Here, f(w) is the "objective function", and g_i(w) is the ith (of m) "constraint function". Given a set of n "candidate solutions" {w_0,w1,...,w{n-1}}, this function finds a distribution over these n candidates that, in expectation, minimizes the objective while violating the constraints by the smallest possible amount (with the amount being found via bisection search).

The objective_vector parameter should be a numpy array with shape (n,), for which objective_vector[i] = f(w_i). Likewise, constraints_matrix should be a numpy array with shape (m,n), for which constraints_matrix[i,j] = g_i(w_j).
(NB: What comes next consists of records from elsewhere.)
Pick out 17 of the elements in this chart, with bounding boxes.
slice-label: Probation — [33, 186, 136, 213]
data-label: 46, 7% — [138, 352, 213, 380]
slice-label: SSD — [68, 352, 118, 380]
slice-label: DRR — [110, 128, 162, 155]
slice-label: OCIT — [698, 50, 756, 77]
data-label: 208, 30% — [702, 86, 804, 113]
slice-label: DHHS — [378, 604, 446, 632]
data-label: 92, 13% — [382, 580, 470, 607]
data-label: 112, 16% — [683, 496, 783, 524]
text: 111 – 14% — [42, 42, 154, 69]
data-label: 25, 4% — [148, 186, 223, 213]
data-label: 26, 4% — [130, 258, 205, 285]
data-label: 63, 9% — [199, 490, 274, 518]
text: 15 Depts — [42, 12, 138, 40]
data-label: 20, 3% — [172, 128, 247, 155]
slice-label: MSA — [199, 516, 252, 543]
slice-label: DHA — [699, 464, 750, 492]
This function will return a distribution for which at most m+1 probabilities, and often fewer, are nonzero.

For more specifics, please refer to:

Cotter, Jiang and Sridharan. "Two-Player Games for Efficient Non-Convex Constrained Optimization".

This function implements the approach described in Lemma 3.
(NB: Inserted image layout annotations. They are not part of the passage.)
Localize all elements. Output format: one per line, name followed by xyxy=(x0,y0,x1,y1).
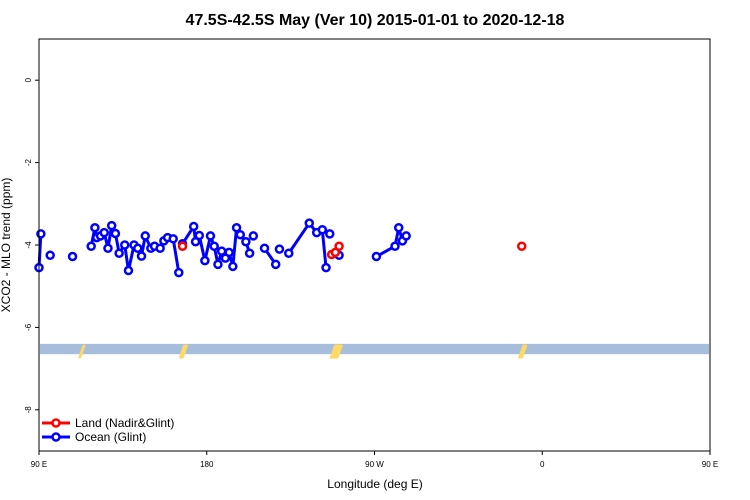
band-marker xyxy=(335,344,343,359)
land-data-point xyxy=(177,241,188,251)
ocean-data-point xyxy=(110,228,121,239)
ocean-data-point xyxy=(270,259,281,270)
y-tick-label: 0 xyxy=(24,77,33,82)
ocean-data-point xyxy=(114,248,124,258)
x-axis-label: Longitude (deg E) xyxy=(327,477,422,491)
ocean-data-point xyxy=(188,221,199,232)
band-marker xyxy=(180,344,188,359)
land-data-point xyxy=(516,241,527,251)
ocean-data-point xyxy=(123,265,134,276)
ocean-data-point xyxy=(209,241,219,251)
ocean-data-point xyxy=(284,248,294,258)
ocean-data-point xyxy=(174,267,184,278)
land-data-point xyxy=(334,241,344,251)
ocean-data-point xyxy=(90,222,100,233)
ocean-data-point xyxy=(106,220,117,231)
ocean-data-point xyxy=(103,243,113,254)
x-tick-label: 0 xyxy=(540,460,545,469)
ocean-data-point xyxy=(231,222,242,233)
ocean-data-point xyxy=(393,222,404,233)
ocean-data-point xyxy=(228,261,238,272)
ocean-data-point xyxy=(244,248,255,258)
band-markers-layer xyxy=(78,344,528,359)
ocean-data-point xyxy=(168,234,178,244)
ocean-data-point xyxy=(36,229,46,239)
band-marker xyxy=(329,344,337,359)
ocean-data-point xyxy=(45,250,55,261)
ocean-data-point xyxy=(67,251,78,262)
reference-band xyxy=(40,343,709,355)
ocean-data-point xyxy=(133,243,143,254)
ocean-data-point xyxy=(140,231,150,241)
chart-title: 47.5S-42.5S May (Ver 10) 2015-01-01 to 2… xyxy=(186,12,565,29)
series-layer xyxy=(34,218,527,278)
ocean-data-point xyxy=(235,229,246,240)
x-tick-label: 90 E xyxy=(702,460,718,469)
reference-band-layer xyxy=(40,343,709,355)
ocean-data-point xyxy=(200,255,210,266)
legend-ocean-label: Ocean (Glint) xyxy=(75,430,146,444)
y-tick-label: -8 xyxy=(24,406,33,414)
ocean-data-point xyxy=(224,247,234,258)
y-axis: 0 -2 -4 -6 -8 xyxy=(24,77,39,413)
ocean-data-point xyxy=(205,231,216,241)
ocean-data-point xyxy=(241,236,251,247)
ocean-data-point xyxy=(155,243,165,254)
legend: Land (Nadir&Glint)Ocean (Glint) xyxy=(42,416,174,444)
legend-land-label: Land (Nadir&Glint) xyxy=(75,416,174,430)
x-tick-label: 90 E xyxy=(31,460,47,469)
ocean-data-point xyxy=(317,225,328,235)
band-marker xyxy=(331,344,339,359)
ocean-data-point xyxy=(86,241,96,251)
x-tick-label: 90 W xyxy=(365,460,384,469)
ocean-data-point xyxy=(136,251,147,261)
ocean-data-point xyxy=(325,229,335,239)
y-axis-label: XCO2 - MLO trend (ppm) xyxy=(0,178,13,313)
y-tick-label: -2 xyxy=(24,158,33,166)
ocean-data-point xyxy=(401,231,411,241)
band-marker xyxy=(518,344,526,359)
band-marker xyxy=(78,344,86,359)
ocean-data-point xyxy=(371,251,382,262)
ocean-data-point xyxy=(274,244,285,254)
y-tick-label: -6 xyxy=(24,323,33,331)
legend-ocean-marker xyxy=(51,432,61,442)
ocean-data-point xyxy=(390,241,400,251)
y-tick-label: -4 xyxy=(24,241,33,249)
band-marker xyxy=(520,344,528,359)
band-marker xyxy=(333,344,341,359)
ocean-data-point xyxy=(304,218,315,228)
legend-land-marker xyxy=(51,418,61,428)
ocean-series-line xyxy=(375,226,404,258)
ocean-data-point xyxy=(321,262,331,273)
x-axis: 90 E 180 90 W 0 90 E xyxy=(31,451,718,469)
ocean-data-point xyxy=(99,227,109,238)
ocean-data-point xyxy=(259,243,270,254)
band-marker xyxy=(179,344,187,359)
x-tick-label: 180 xyxy=(200,460,214,469)
ocean-data-point xyxy=(213,259,223,270)
ocean-data-point xyxy=(248,231,259,241)
ocean-data-point xyxy=(194,230,205,241)
ocean-data-point xyxy=(119,240,130,250)
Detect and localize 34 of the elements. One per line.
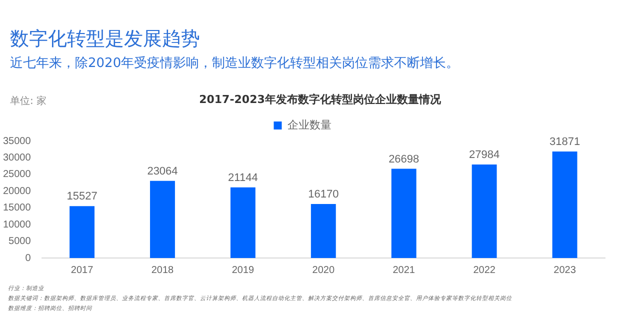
- y-tick-label: 5000: [8, 236, 32, 248]
- x-tick-label: 2020: [312, 264, 335, 276]
- data-label: 15527: [66, 190, 98, 203]
- y-tick-label: 0: [25, 252, 32, 264]
- bar: [391, 168, 416, 258]
- x-tick-label: 2019: [232, 264, 255, 276]
- x-tick-label: 2023: [554, 264, 576, 276]
- x-tick-label: 2017: [70, 264, 94, 276]
- bar: [70, 206, 95, 258]
- y-tick-label: 20000: [2, 186, 32, 197]
- legend-label: 企业数量: [287, 118, 332, 132]
- x-tick-label: 2021: [392, 264, 416, 276]
- data-label: 21144: [228, 172, 258, 184]
- chart-subtitle: 近七年来，除2020年受疫情影响，制造业数字化转型相关岗位需求不断增长。: [10, 55, 460, 72]
- x-tick-label: 2022: [473, 264, 496, 276]
- chart-title: 数字化转型是发展趋势: [10, 27, 200, 52]
- y-axis-title: 单位: 家: [10, 94, 47, 108]
- bar: [552, 151, 578, 258]
- bar: [310, 204, 336, 258]
- y-tick-label: 15000: [2, 202, 32, 214]
- data-label: 31871: [549, 136, 580, 148]
- data-label: 16170: [308, 188, 339, 200]
- bar: [230, 187, 256, 258]
- y-tick-label: 35000: [2, 136, 32, 147]
- data-label: 23064: [147, 165, 178, 178]
- bar: [150, 180, 175, 258]
- text: 2017-2023年发布数字化转型岗位企业数量情况: [199, 93, 441, 106]
- y-tick-label: 30000: [2, 152, 32, 164]
- y-tick-label: 10000: [2, 219, 32, 230]
- data-label: 26698: [388, 153, 420, 166]
- bar: [472, 164, 497, 258]
- x-tick-label: 2018: [151, 264, 174, 276]
- data-label: 27984: [469, 148, 500, 161]
- y-tick-label: 25000: [2, 169, 32, 180]
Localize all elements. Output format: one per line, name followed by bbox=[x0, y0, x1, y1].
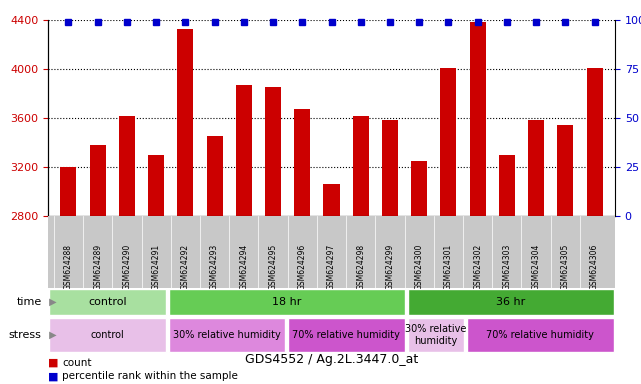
Bar bbox=[353, 116, 369, 216]
Text: percentile rank within the sample: percentile rank within the sample bbox=[62, 371, 238, 381]
Bar bbox=[467, 318, 613, 352]
Bar bbox=[294, 109, 310, 216]
Bar bbox=[499, 155, 515, 216]
Text: count: count bbox=[62, 358, 92, 368]
Bar bbox=[324, 184, 340, 216]
Bar bbox=[49, 318, 166, 352]
Bar bbox=[119, 116, 135, 216]
Bar bbox=[236, 85, 252, 216]
Bar bbox=[288, 318, 404, 352]
Bar bbox=[440, 68, 456, 216]
Text: 30% relative humidity: 30% relative humidity bbox=[173, 330, 281, 340]
Bar bbox=[411, 161, 427, 216]
Bar bbox=[470, 22, 486, 216]
Text: 70% relative humidity: 70% relative humidity bbox=[487, 330, 594, 340]
Bar bbox=[528, 121, 544, 216]
Text: ▶: ▶ bbox=[46, 297, 56, 307]
Text: 70% relative humidity: 70% relative humidity bbox=[292, 330, 401, 340]
Bar bbox=[169, 290, 404, 314]
Bar bbox=[382, 121, 398, 216]
Text: control: control bbox=[91, 330, 124, 340]
Bar bbox=[408, 318, 464, 352]
Text: ■: ■ bbox=[48, 358, 58, 368]
Bar bbox=[557, 125, 573, 216]
Text: stress: stress bbox=[9, 330, 42, 340]
Text: ■: ■ bbox=[48, 371, 58, 381]
Bar bbox=[148, 155, 164, 216]
Text: 36 hr: 36 hr bbox=[496, 297, 525, 307]
Bar bbox=[178, 28, 194, 216]
Text: 30% relative
humidity: 30% relative humidity bbox=[405, 324, 467, 346]
Bar bbox=[587, 68, 603, 216]
Bar bbox=[169, 318, 285, 352]
Bar bbox=[60, 167, 76, 216]
Bar bbox=[49, 290, 166, 314]
Text: ▶: ▶ bbox=[46, 330, 56, 340]
Text: time: time bbox=[16, 297, 42, 307]
Bar bbox=[206, 136, 222, 216]
Text: control: control bbox=[88, 297, 127, 307]
Bar bbox=[90, 145, 106, 216]
Bar bbox=[408, 290, 613, 314]
Text: GDS4552 / Ag.2L.3447.0_at: GDS4552 / Ag.2L.3447.0_at bbox=[245, 353, 418, 366]
Text: 18 hr: 18 hr bbox=[272, 297, 301, 307]
Bar bbox=[265, 88, 281, 216]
  • objective_vector: numpy array of shape (n,), where n is the number of "candidate solutions". Contains the objective function values.
  • constraints_matrix: numpy array of shape (m,n), where m is the number of constraints and n is the number of "candidate solutions". Contains the constraint violation magnitudes.
  • epsilon: nonnegative float, the threshold at which to terminate the binary search while searching for the minimal expected constraint violation magnitude.


The optimal distribution, as a numpy array of shape (n,).


  • ValueError: If objective_vector and constraints_matrix have inconsistent shapes, or if epsilon is negative.
  • ImportError: If we're unable to import scipy.optimize.